Le système d'information Labo est essentiel au pilotage efficace des programmes de recherche. Un état des lieux et un diagnostic ont été réalisés entre les mois d'octobre et de février pour permettre un déploiement généralisé et opérationnel. Il convient de définir une trajectoire précise pour les trois applications Dialog, Geslab et Caplab. Les premières conclusions seront rendues avant l'été.

Les crédits d'intervention de l'ANR, comme tous les autres crédits, donnent lieu à une mise en réserve, à un taux de 3 %. Ces réserves donnent au ministère des marges de manoeuvre ; elles sont nécessaires en cas d'aléas budgétaires ou de dépassements, fréquents pour les très grandes infrastructures de recherche. Il est normal que le budget de l'ANR contribue, au travers de cette réserve d'un peu plus de 20 millions d'euros, au pilotage global. Les crédits d'intervention de l'ANR, en tant que tels, ne comportent pas intrinsèquement de risques. L'intérêt de cette gestion fine est qu'elle a permis d'abonder de 25 millions d'euros le fonctionnement de base des laboratoires, tout en augmentant le taux de succès à l'ANR, ainsi que je m'y étais engagée.

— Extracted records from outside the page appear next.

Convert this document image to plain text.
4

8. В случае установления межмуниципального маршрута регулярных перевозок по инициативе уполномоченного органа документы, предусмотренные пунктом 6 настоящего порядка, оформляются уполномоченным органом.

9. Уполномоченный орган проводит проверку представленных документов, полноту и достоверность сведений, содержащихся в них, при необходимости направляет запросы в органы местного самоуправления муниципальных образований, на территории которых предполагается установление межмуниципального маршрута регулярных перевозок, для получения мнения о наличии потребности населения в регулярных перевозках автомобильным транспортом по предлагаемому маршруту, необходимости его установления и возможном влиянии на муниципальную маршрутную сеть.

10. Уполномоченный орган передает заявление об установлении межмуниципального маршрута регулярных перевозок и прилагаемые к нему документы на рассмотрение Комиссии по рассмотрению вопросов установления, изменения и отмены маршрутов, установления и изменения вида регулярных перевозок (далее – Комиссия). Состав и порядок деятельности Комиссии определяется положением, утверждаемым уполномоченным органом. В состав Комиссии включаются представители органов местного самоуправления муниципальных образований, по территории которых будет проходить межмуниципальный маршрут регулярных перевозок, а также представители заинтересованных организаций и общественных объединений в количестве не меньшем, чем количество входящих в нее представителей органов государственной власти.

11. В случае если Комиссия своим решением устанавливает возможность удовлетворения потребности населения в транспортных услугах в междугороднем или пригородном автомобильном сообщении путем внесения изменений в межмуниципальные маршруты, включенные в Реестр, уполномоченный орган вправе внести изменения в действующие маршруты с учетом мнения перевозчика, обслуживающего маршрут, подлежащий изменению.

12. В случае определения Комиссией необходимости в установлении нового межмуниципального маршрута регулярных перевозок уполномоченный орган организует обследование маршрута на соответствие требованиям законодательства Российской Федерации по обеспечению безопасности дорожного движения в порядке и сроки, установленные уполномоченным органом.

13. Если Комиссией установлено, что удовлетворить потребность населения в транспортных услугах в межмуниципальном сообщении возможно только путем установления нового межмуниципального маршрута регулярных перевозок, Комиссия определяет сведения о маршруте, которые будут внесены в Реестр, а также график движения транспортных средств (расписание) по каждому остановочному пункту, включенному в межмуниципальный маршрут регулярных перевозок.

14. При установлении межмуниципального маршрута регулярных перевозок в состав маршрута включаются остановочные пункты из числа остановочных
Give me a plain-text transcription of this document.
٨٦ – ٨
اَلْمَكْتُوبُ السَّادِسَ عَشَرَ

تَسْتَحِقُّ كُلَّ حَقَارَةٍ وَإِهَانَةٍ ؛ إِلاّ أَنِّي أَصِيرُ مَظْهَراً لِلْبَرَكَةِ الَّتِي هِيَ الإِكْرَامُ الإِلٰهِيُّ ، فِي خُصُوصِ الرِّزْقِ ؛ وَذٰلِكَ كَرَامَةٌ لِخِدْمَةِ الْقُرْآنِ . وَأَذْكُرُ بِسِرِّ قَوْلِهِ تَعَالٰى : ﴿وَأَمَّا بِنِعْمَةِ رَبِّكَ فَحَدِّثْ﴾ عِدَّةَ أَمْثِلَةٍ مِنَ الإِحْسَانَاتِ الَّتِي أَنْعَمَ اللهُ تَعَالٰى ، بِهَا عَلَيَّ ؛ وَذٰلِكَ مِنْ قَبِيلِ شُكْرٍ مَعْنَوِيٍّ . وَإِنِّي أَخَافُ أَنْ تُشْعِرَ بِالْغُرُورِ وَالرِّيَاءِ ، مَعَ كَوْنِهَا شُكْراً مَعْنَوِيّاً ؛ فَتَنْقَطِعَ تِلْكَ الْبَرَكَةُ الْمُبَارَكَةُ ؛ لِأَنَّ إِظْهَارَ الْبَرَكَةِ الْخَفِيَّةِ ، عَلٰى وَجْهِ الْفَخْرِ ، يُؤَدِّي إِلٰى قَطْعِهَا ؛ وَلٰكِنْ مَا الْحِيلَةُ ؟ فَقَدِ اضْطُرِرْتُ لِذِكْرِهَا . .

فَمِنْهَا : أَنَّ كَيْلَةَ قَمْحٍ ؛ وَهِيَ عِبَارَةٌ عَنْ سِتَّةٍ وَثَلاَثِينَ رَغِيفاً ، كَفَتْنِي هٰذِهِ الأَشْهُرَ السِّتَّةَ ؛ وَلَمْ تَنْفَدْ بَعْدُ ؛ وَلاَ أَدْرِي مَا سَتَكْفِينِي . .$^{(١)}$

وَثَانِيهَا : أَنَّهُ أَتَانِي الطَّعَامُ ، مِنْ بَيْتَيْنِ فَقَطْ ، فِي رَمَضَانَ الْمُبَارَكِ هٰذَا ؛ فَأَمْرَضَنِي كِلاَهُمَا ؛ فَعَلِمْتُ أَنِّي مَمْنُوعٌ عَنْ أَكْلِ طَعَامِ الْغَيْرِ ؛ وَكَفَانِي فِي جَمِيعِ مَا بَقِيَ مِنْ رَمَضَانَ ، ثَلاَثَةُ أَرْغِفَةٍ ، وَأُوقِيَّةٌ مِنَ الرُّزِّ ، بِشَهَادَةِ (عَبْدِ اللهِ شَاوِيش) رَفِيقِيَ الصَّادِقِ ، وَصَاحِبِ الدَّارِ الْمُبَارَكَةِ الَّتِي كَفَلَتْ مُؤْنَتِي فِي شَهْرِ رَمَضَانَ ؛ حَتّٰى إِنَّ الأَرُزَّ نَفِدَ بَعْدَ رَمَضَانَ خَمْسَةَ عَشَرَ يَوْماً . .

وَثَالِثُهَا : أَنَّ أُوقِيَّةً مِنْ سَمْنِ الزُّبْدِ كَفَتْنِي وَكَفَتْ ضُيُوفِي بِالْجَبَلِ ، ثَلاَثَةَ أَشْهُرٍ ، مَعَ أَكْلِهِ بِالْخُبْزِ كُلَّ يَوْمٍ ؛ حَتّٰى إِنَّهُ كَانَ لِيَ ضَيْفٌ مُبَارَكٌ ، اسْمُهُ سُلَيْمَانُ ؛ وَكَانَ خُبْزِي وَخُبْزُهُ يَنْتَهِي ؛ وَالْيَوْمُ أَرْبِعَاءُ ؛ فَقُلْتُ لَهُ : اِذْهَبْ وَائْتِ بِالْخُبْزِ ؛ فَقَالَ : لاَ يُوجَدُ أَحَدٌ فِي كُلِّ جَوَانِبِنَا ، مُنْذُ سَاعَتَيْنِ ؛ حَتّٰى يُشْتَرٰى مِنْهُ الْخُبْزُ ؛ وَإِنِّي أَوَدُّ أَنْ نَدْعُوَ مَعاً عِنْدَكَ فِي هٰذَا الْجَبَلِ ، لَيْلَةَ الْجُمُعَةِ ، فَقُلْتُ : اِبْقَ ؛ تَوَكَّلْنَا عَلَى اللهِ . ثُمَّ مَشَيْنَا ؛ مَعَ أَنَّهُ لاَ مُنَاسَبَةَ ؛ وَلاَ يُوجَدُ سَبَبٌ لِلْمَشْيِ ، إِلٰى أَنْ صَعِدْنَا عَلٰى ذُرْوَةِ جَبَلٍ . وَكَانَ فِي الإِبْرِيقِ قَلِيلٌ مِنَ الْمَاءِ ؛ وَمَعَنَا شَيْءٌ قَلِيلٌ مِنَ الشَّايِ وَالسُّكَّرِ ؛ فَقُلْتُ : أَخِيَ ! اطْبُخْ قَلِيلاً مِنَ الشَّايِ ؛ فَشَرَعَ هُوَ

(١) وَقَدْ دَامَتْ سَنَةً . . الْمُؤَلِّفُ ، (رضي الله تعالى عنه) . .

Nous avons confié à l'ANR la gestion des programmes prioritaires de recherche financés par le PIA, notamment le programme Intelligence artificielle. Nous avons demandé à l'Institut national de recherche en informatique et en automatique (INRIA), opérateur national de recherche, de travailler avec l'ensemble des communautés de chercheurs, quel que soit leur employeur, pour proposer ce plan et ses 105 millions d'euros. J'ai par ailleurs lancé le programme intitulé « Cultiver et protéger autrement », pour en finir avec les pesticides. Ces programmes prioritaires de recherche permettent de construire des forces de recherche, plus efficaces pour répondre aux appels d'offres européens sur ces thématiques centrales.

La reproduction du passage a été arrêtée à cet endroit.